Ms Carville has made recommendations and highlighted key areas for improvement including:
- each health trust implementing decisive measures to improve ambulance handovers urgently
- improving oversight and regulation of the private ambulance sector
- sustained work by NIAS to reduce it sickness absence rate
- an increase in the proportion of patients NIAS refers to alternative care pathways
Report ‘underlines scale of pressures’
The Department of Health said the report underlines the seriousness and scale of the pressures facing health and social care services.
“The Department of Health recognises the risk of harm to patients who are delayed at handover on arrival at the emergency department and the impact this has on NIAS’s capacity to respond to the next emergency call in the community,” they said.

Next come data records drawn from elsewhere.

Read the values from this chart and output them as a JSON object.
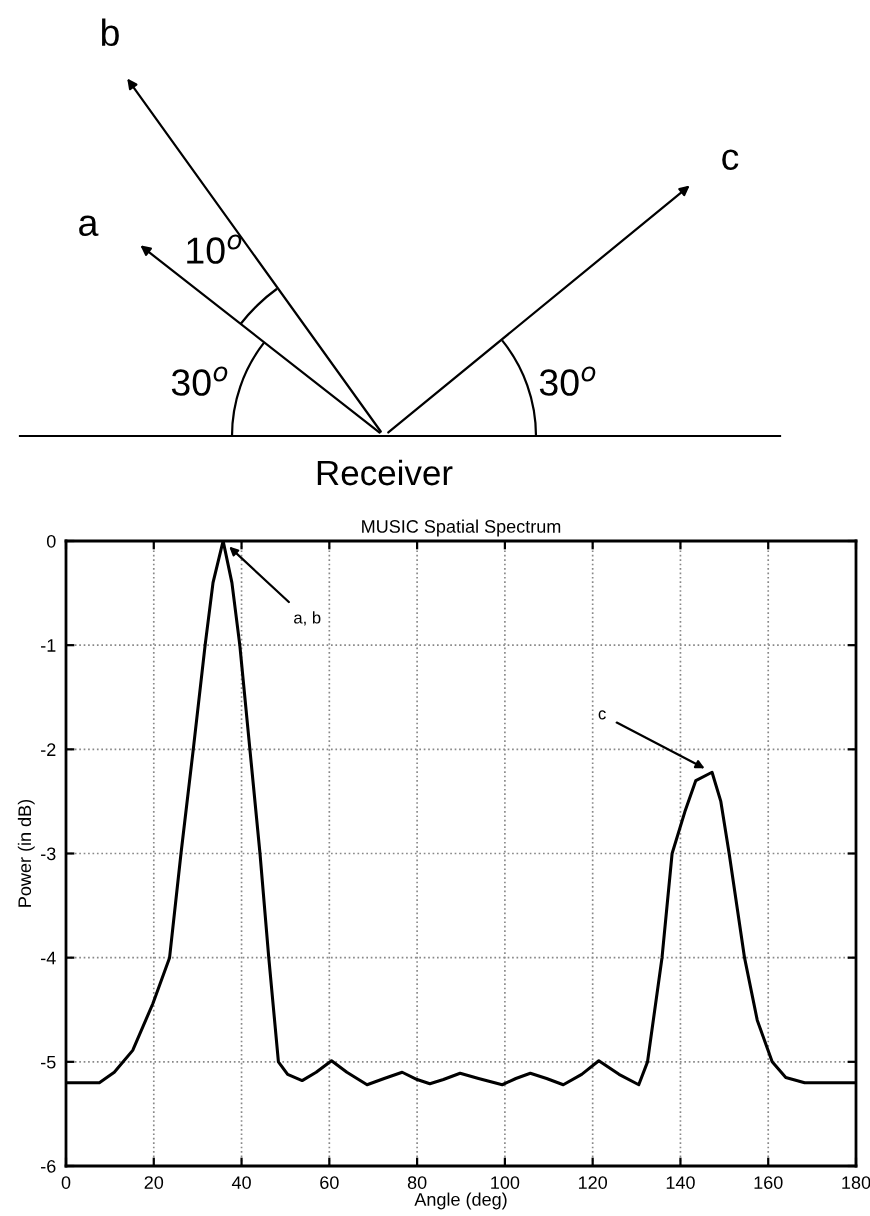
{
  "chart_data": {
    "type": "line",
    "title": "MUSIC Spatial Spectrum",
    "xlabel": "Angle (deg)",
    "ylabel": "Power (in dB)",
    "x": [
      0,
      4,
      7.6,
      11,
      15.2,
      19.8,
      23.6,
      26.2,
      29,
      31.7,
      33.5,
      35.8,
      37.8,
      39.6,
      41.9,
      44.2,
      46.2,
      48.4,
      50.5,
      53.8,
      57,
      60.5,
      64,
      68.6,
      72.5,
      76.6,
      80,
      82.9,
      86,
      89.8,
      94,
      99.4,
      102.5,
      105.8,
      109.5,
      113.3,
      117.5,
      121.4,
      126,
      130.5,
      132.5,
      135.8,
      138.1,
      141,
      143.5,
      147.2,
      149.2,
      151.1,
      154.6,
      157.5,
      160.9,
      164,
      168.3,
      174,
      180
    ],
    "series": [
      {
        "color": "#000000",
        "values": [
          -5.2,
          -5.2,
          -5.2,
          -5.1,
          -4.89,
          -4.44,
          -4,
          -3,
          -2,
          -1,
          -0.4,
          0,
          -0.4,
          -1,
          -2,
          -3,
          -4,
          -5,
          -5.12,
          -5.18,
          -5.1,
          -4.99,
          -5.1,
          -5.22,
          -5.16,
          -5.1,
          -5.17,
          -5.21,
          -5.17,
          -5.11,
          -5.16,
          -5.22,
          -5.16,
          -5.11,
          -5.16,
          -5.22,
          -5.12,
          -4.99,
          -5.12,
          -5.22,
          -5,
          -4,
          -3,
          -2.6,
          -2.3,
          -2.22,
          -2.5,
          -3,
          -4,
          -4.6,
          -5,
          -5.15,
          -5.2,
          -5.2,
          -5.2
        ]
      }
    ],
    "xlim": [
      0,
      180
    ],
    "xticks": [
      0,
      20,
      40,
      60,
      80,
      100,
      120,
      140,
      160,
      180
    ],
    "ylim": [
      -6,
      0
    ],
    "yticks": [
      -6,
      -5,
      -4,
      -3,
      -2,
      -1,
      0
    ],
    "grid": true,
    "line_style": "solid",
    "marker": "none",
    "annotations": [
      {
        "text": "a, b",
        "x": 35.8,
        "y": 0
      },
      {
        "text": "c",
        "x": 147.2,
        "y": -2.22
      },
      "a",
      "b",
      "c",
      "10$^{o}$",
      "30$^{o}$",
      "30$^{o}$",
      "Receiver"
    ]
  }
}
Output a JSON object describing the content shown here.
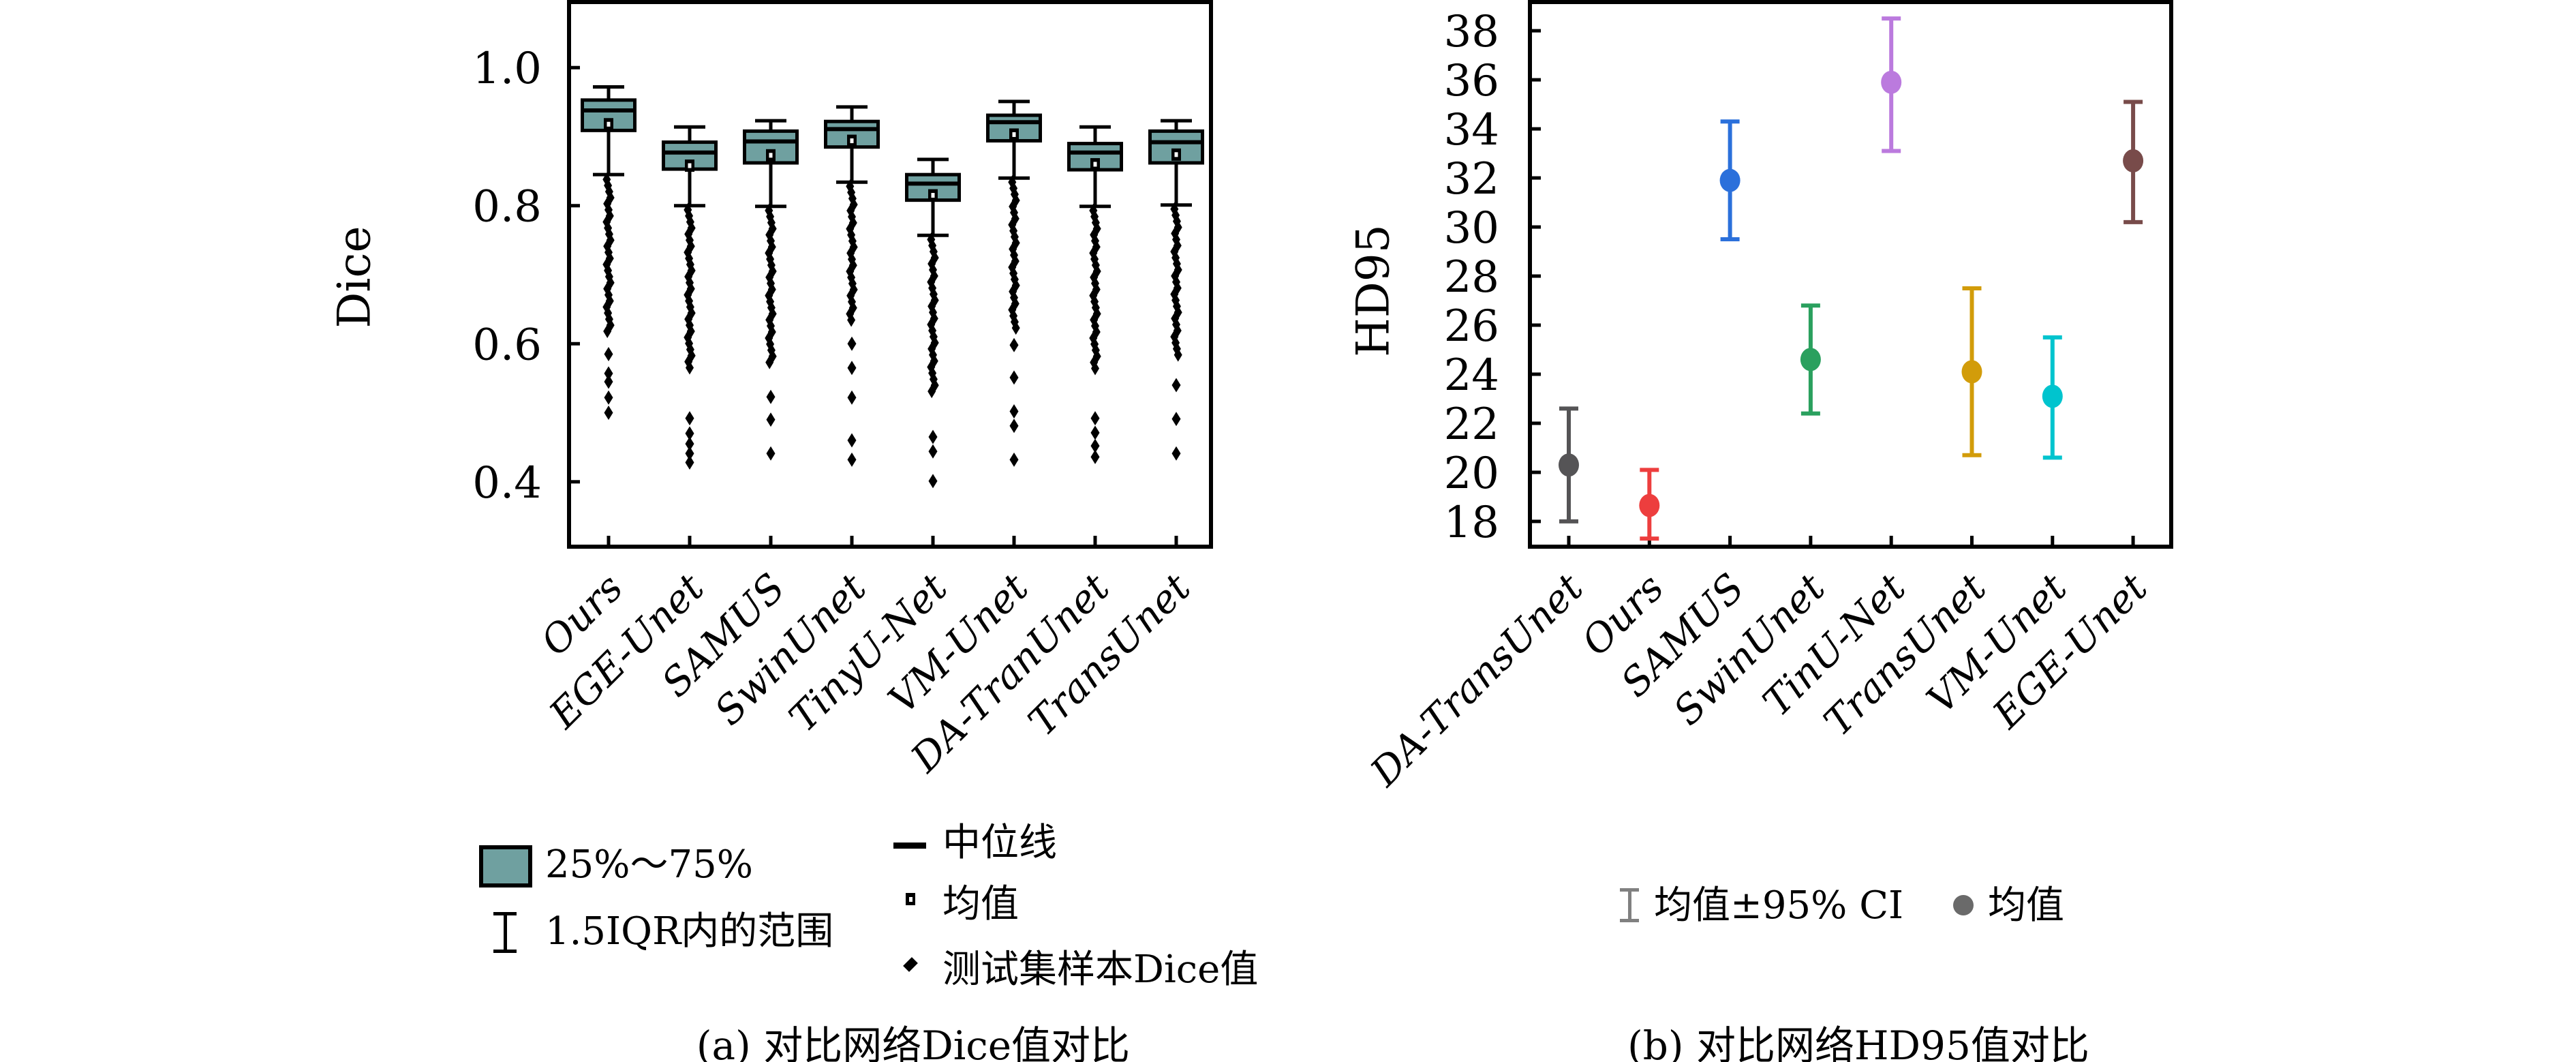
{
  "accent_colors": {
    "box_fill": "#6fa0a0",
    "axis": "#000000"
  },
  "panel_a": {
    "caption": "(a) 对比网络Dice值对比",
    "ylabel": "Dice",
    "legend": {
      "box_label": "25%～75%",
      "whisker_label": "1.5IQR内的范围",
      "median_label": "中位线",
      "mean_label": "均值",
      "outlier_label": "测试集样本Dice值"
    }
  },
  "panel_b": {
    "caption": "(b) 对比网络HD95值对比",
    "ylabel": "HD95",
    "legend": {
      "ci_label": "均值±95% CI",
      "mean_label": "均值",
      "marker_color": "#6a6a6a"
    }
  },
  "chart_data": [
    {
      "type": "box",
      "ylabel": "Dice",
      "categories": [
        "Ours",
        "EGE-Unet",
        "SAMUS",
        "SwinUnet",
        "TinyU-Net",
        "VM-Unet",
        "DA-TranUnet",
        "TransUnet"
      ],
      "ylim": [
        0.306,
        1.095
      ],
      "yticks": [
        0.4,
        0.6,
        0.8,
        1.0
      ],
      "ytick_labels": [
        "0.4",
        "0.6",
        "0.8",
        "1.0"
      ],
      "box_color": "#6fa0a0",
      "grid": false,
      "boxes": [
        {
          "q1": 0.909,
          "median": 0.938,
          "q3": 0.953,
          "mean": 0.918,
          "whisker_low": 0.845,
          "whisker_high": 0.972,
          "outliers_dense": [
            0.838,
            0.615
          ],
          "outliers": [
            0.585,
            0.557,
            0.545,
            0.522,
            0.5
          ]
        },
        {
          "q1": 0.853,
          "median": 0.877,
          "q3": 0.892,
          "mean": 0.858,
          "whisker_low": 0.8,
          "whisker_high": 0.914,
          "outliers_dense": [
            0.794,
            0.56
          ],
          "outliers": [
            0.492,
            0.47,
            0.455,
            0.441,
            0.428
          ]
        },
        {
          "q1": 0.862,
          "median": 0.893,
          "q3": 0.908,
          "mean": 0.873,
          "whisker_low": 0.799,
          "whisker_high": 0.923,
          "outliers_dense": [
            0.793,
            0.572
          ],
          "outliers": [
            0.523,
            0.49,
            0.441
          ]
        },
        {
          "q1": 0.885,
          "median": 0.911,
          "q3": 0.922,
          "mean": 0.894,
          "whisker_low": 0.834,
          "whisker_high": 0.943,
          "outliers_dense": [
            0.828,
            0.628
          ],
          "outliers": [
            0.6,
            0.565,
            0.522,
            0.46,
            0.432
          ]
        },
        {
          "q1": 0.808,
          "median": 0.832,
          "q3": 0.845,
          "mean": 0.815,
          "whisker_low": 0.757,
          "whisker_high": 0.867,
          "outliers_dense": [
            0.751,
            0.525
          ],
          "outliers": [
            0.465,
            0.444,
            0.401
          ]
        },
        {
          "q1": 0.894,
          "median": 0.921,
          "q3": 0.931,
          "mean": 0.903,
          "whisker_low": 0.84,
          "whisker_high": 0.951,
          "outliers_dense": [
            0.834,
            0.622
          ],
          "outliers": [
            0.598,
            0.551,
            0.502,
            0.481,
            0.432
          ]
        },
        {
          "q1": 0.852,
          "median": 0.877,
          "q3": 0.89,
          "mean": 0.86,
          "whisker_low": 0.799,
          "whisker_high": 0.914,
          "outliers_dense": [
            0.793,
            0.558
          ],
          "outliers": [
            0.492,
            0.471,
            0.452,
            0.436
          ]
        },
        {
          "q1": 0.862,
          "median": 0.892,
          "q3": 0.908,
          "mean": 0.874,
          "whisker_low": 0.801,
          "whisker_high": 0.923,
          "outliers_dense": [
            0.795,
            0.578
          ],
          "outliers": [
            0.54,
            0.491,
            0.441
          ]
        }
      ]
    },
    {
      "type": "errorbar",
      "ylabel": "HD95",
      "categories": [
        "DA-TransUnet",
        "Ours",
        "SAMUS",
        "SwinUnet",
        "TinU-Net",
        "TransUnet",
        "VM-Unet",
        "EGE-Unet"
      ],
      "ylim": [
        16.97,
        39.17
      ],
      "yticks": [
        18,
        20,
        22,
        24,
        26,
        28,
        30,
        32,
        34,
        36,
        38
      ],
      "ytick_labels": [
        "18",
        "20",
        "22",
        "24",
        "26",
        "28",
        "30",
        "32",
        "34",
        "36",
        "38"
      ],
      "grid": false,
      "series": [
        {
          "name": "DA-TransUnet",
          "mean": 20.3,
          "ci_low": 18.0,
          "ci_high": 22.6,
          "color": "#555456"
        },
        {
          "name": "Ours",
          "mean": 18.65,
          "ci_low": 17.3,
          "ci_high": 20.1,
          "color": "#ed3e3e"
        },
        {
          "name": "SAMUS",
          "mean": 31.9,
          "ci_low": 29.5,
          "ci_high": 34.3,
          "color": "#2b70db"
        },
        {
          "name": "SwinUnet",
          "mean": 24.6,
          "ci_low": 22.4,
          "ci_high": 26.8,
          "color": "#2aa05e"
        },
        {
          "name": "TinU-Net",
          "mean": 35.9,
          "ci_low": 33.1,
          "ci_high": 38.5,
          "color": "#bb7ade"
        },
        {
          "name": "TransUnet",
          "mean": 24.1,
          "ci_low": 20.7,
          "ci_high": 27.5,
          "color": "#d29c0a"
        },
        {
          "name": "VM-Unet",
          "mean": 23.1,
          "ci_low": 20.6,
          "ci_high": 25.5,
          "color": "#00c4ce"
        },
        {
          "name": "EGE-Unet",
          "mean": 32.7,
          "ci_low": 30.2,
          "ci_high": 35.1,
          "color": "#784b4a"
        }
      ]
    }
  ]
}
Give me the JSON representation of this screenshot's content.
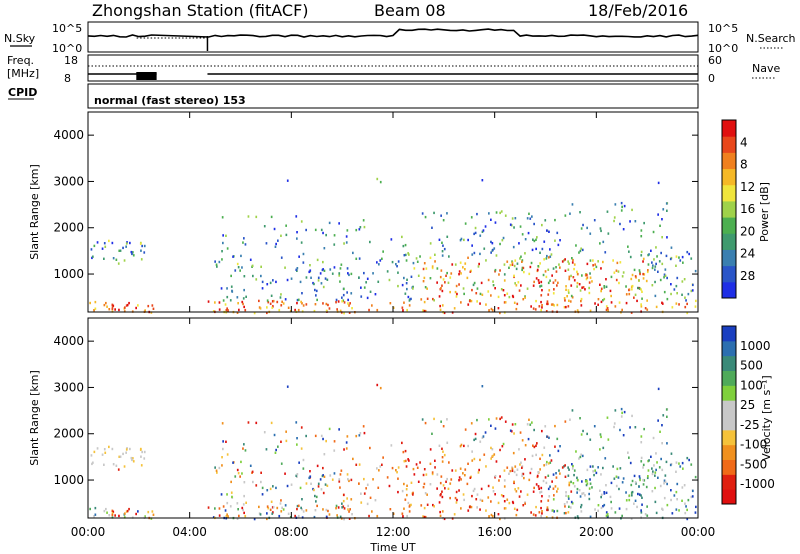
{
  "header": {
    "title": "Zhongshan Station (fitACF)",
    "beam": "Beam 08",
    "date": "18/Feb/2016"
  },
  "top_panels": {
    "nsky_label": "N.Sky",
    "nsky_ticks": [
      "10^5",
      "10^0"
    ],
    "nsearch_label": "N.Search",
    "nsearch_ticks": [
      "10^5",
      "10^0"
    ],
    "freq_label_1": "Freq.",
    "freq_label_2": "[MHz]",
    "freq_ticks": [
      "18",
      "8"
    ],
    "nave_label": "Nave",
    "nave_ticks": [
      "60",
      "0"
    ],
    "cpid_label": "CPID",
    "cpid_text": "normal (fast stereo) 153"
  },
  "colors": {
    "power_scale": [
      "#1f2fe6",
      "#2a55c8",
      "#3a7fb0",
      "#3f9a6e",
      "#4caf50",
      "#9fd24a",
      "#f0e53c",
      "#f5b826",
      "#f0801e",
      "#e8471b",
      "#e00f0f"
    ],
    "velocity_scale": [
      "#1a3fc0",
      "#2c6fb0",
      "#3a8a78",
      "#4faa5a",
      "#7fcf3c",
      "#c8c8c8",
      "#c8c8c8",
      "#f5c23a",
      "#f0901e",
      "#f06a18",
      "#e02010",
      "#e00f0f"
    ]
  },
  "chart_data": [
    {
      "type": "heatmap",
      "name": "power",
      "ylabel": "Slant Range [km]",
      "xlabel": "",
      "x_range_hours": [
        0,
        24
      ],
      "x_tick_labels": [
        "00:00",
        "04:00",
        "08:00",
        "12:00",
        "16:00",
        "20:00",
        "00:00"
      ],
      "ylim": [
        180,
        4500
      ],
      "y_ticks": [
        1000,
        2000,
        3000,
        4000
      ],
      "colorbar_label": "Power [dB]",
      "colorbar_range": [
        0,
        30
      ],
      "colorbar_ticks": [
        "4",
        "8",
        "12",
        "16",
        "20",
        "24",
        "28"
      ],
      "data_gap_hours": [
        2.7,
        4.7
      ]
    },
    {
      "type": "heatmap",
      "name": "velocity",
      "ylabel": "Slant Range [km]",
      "xlabel": "Time UT",
      "x_range_hours": [
        0,
        24
      ],
      "x_tick_labels": [
        "00:00",
        "04:00",
        "08:00",
        "12:00",
        "16:00",
        "20:00",
        "00:00"
      ],
      "ylim": [
        180,
        4500
      ],
      "y_ticks": [
        1000,
        2000,
        3000,
        4000
      ],
      "colorbar_label": "Velocity [m s⁻¹]",
      "colorbar_range": [
        -1200,
        1200
      ],
      "colorbar_ticks": [
        "1000",
        "500",
        "100",
        "25",
        "-25",
        "-100",
        "-500",
        "-1000"
      ],
      "data_gap_hours": [
        2.7,
        4.7
      ]
    }
  ]
}
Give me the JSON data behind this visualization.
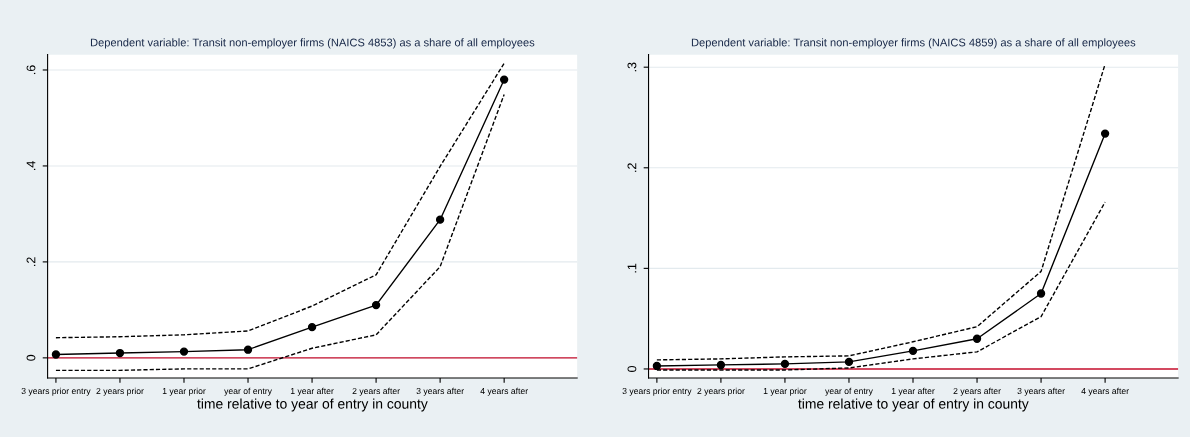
{
  "chart_data": [
    {
      "type": "line",
      "title": "Dependent variable: Transit non-employer firms (NAICS 4853) as a share of all employees",
      "xlabel": "time relative to year of entry in county",
      "categories": [
        "3 years prior entry",
        "2 years prior",
        "1 year prior",
        "year of entry",
        "1 year after",
        "2 years after",
        "3 years after",
        "4 years after"
      ],
      "series": [
        {
          "color": "#000000",
          "marker": "circle",
          "line_style": "solid",
          "values": [
            0.007,
            0.01,
            0.013,
            0.017,
            0.064,
            0.11,
            0.288,
            0.58
          ]
        },
        {
          "color": "#000000",
          "marker": "none",
          "line_style": "dashed",
          "values": [
            0.042,
            0.044,
            0.048,
            0.056,
            0.108,
            0.173,
            0.399,
            0.614
          ]
        },
        {
          "color": "#000000",
          "marker": "none",
          "line_style": "dashed",
          "values": [
            -0.026,
            -0.026,
            -0.023,
            -0.023,
            0.02,
            0.048,
            0.19,
            0.549
          ]
        }
      ],
      "ylim": [
        -0.042,
        0.632
      ],
      "yticks": [
        {
          "value": 0,
          "label": "0"
        },
        {
          "value": 0.2,
          "label": ".2"
        },
        {
          "value": 0.4,
          "label": ".4"
        },
        {
          "value": 0.6,
          "label": ".6"
        }
      ],
      "ref_lines": [
        {
          "axis": "y",
          "value": 0,
          "color": "#c8102e"
        }
      ],
      "grid": "y",
      "legend": false
    },
    {
      "type": "line",
      "title": "Dependent variable: Transit non-employer firms (NAICS 4859) as a share of all employees",
      "xlabel": "time relative to year of entry in county",
      "categories": [
        "3 years prior entry",
        "2 years prior",
        "1 year prior",
        "year of entry",
        "1 year after",
        "2 years after",
        "3 years after",
        "4 years after"
      ],
      "series": [
        {
          "color": "#000000",
          "marker": "circle",
          "line_style": "solid",
          "values": [
            0.003,
            0.004,
            0.005,
            0.007,
            0.018,
            0.03,
            0.075,
            0.234
          ]
        },
        {
          "color": "#000000",
          "marker": "none",
          "line_style": "dashed",
          "values": [
            0.009,
            0.01,
            0.012,
            0.013,
            0.027,
            0.042,
            0.097,
            0.303
          ]
        },
        {
          "color": "#000000",
          "marker": "none",
          "line_style": "dashed",
          "values": [
            -0.001,
            -0.001,
            -0.001,
            0.001,
            0.01,
            0.017,
            0.052,
            0.166
          ]
        }
      ],
      "ylim": [
        -0.009,
        0.3125
      ],
      "yticks": [
        {
          "value": 0,
          "label": "0"
        },
        {
          "value": 0.1,
          "label": ".1"
        },
        {
          "value": 0.2,
          "label": ".2"
        },
        {
          "value": 0.3,
          "label": ".3"
        }
      ],
      "ref_lines": [
        {
          "axis": "y",
          "value": 0,
          "color": "#c8102e"
        }
      ],
      "grid": "y",
      "legend": false
    }
  ]
}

“Reducing ambulance handover delays has been a key priority for the department.”
It said to improve the situation it had put measures in place to provide alternative services.
“While pressures manifest at the emergency department, flow through the system and getting those people medically fit for discharge back into the community remain significant issues, meaning that a whole system approach is required,” they added.
“Although some progress has been made in delivering changes to services to meet the needs of patients and service users, there is no quick fix and addressing the current situation will require sustained long-term effort, additional recurrent funding and support across the political spectrum.”
What has the trust said?
The South Eastern Trust said the report “once again highlights the pressures on our staff who, liaising closely with NIAS, work extremely hard, under enormous pressure, to care for patients when they need it most”.
“This is not the service we want to provide, nor the service the public deserves, as we know how distressing long ambulance waits can be, not just for the patient, but also for their families,” the trust said.
“Regrettably demand for care in our hospitals continues to outstrip current capacity.”
It said the average ambulance turnaround time at the Ulster Hospital improved by 34% in February 2025 compared to 2024.
“An emergency department is not the most appropriate place for people to receive care, particularly for our older and more vulnerable population,” the trust added.
“That is why we are dedicated to providing more hospital level care in the community.”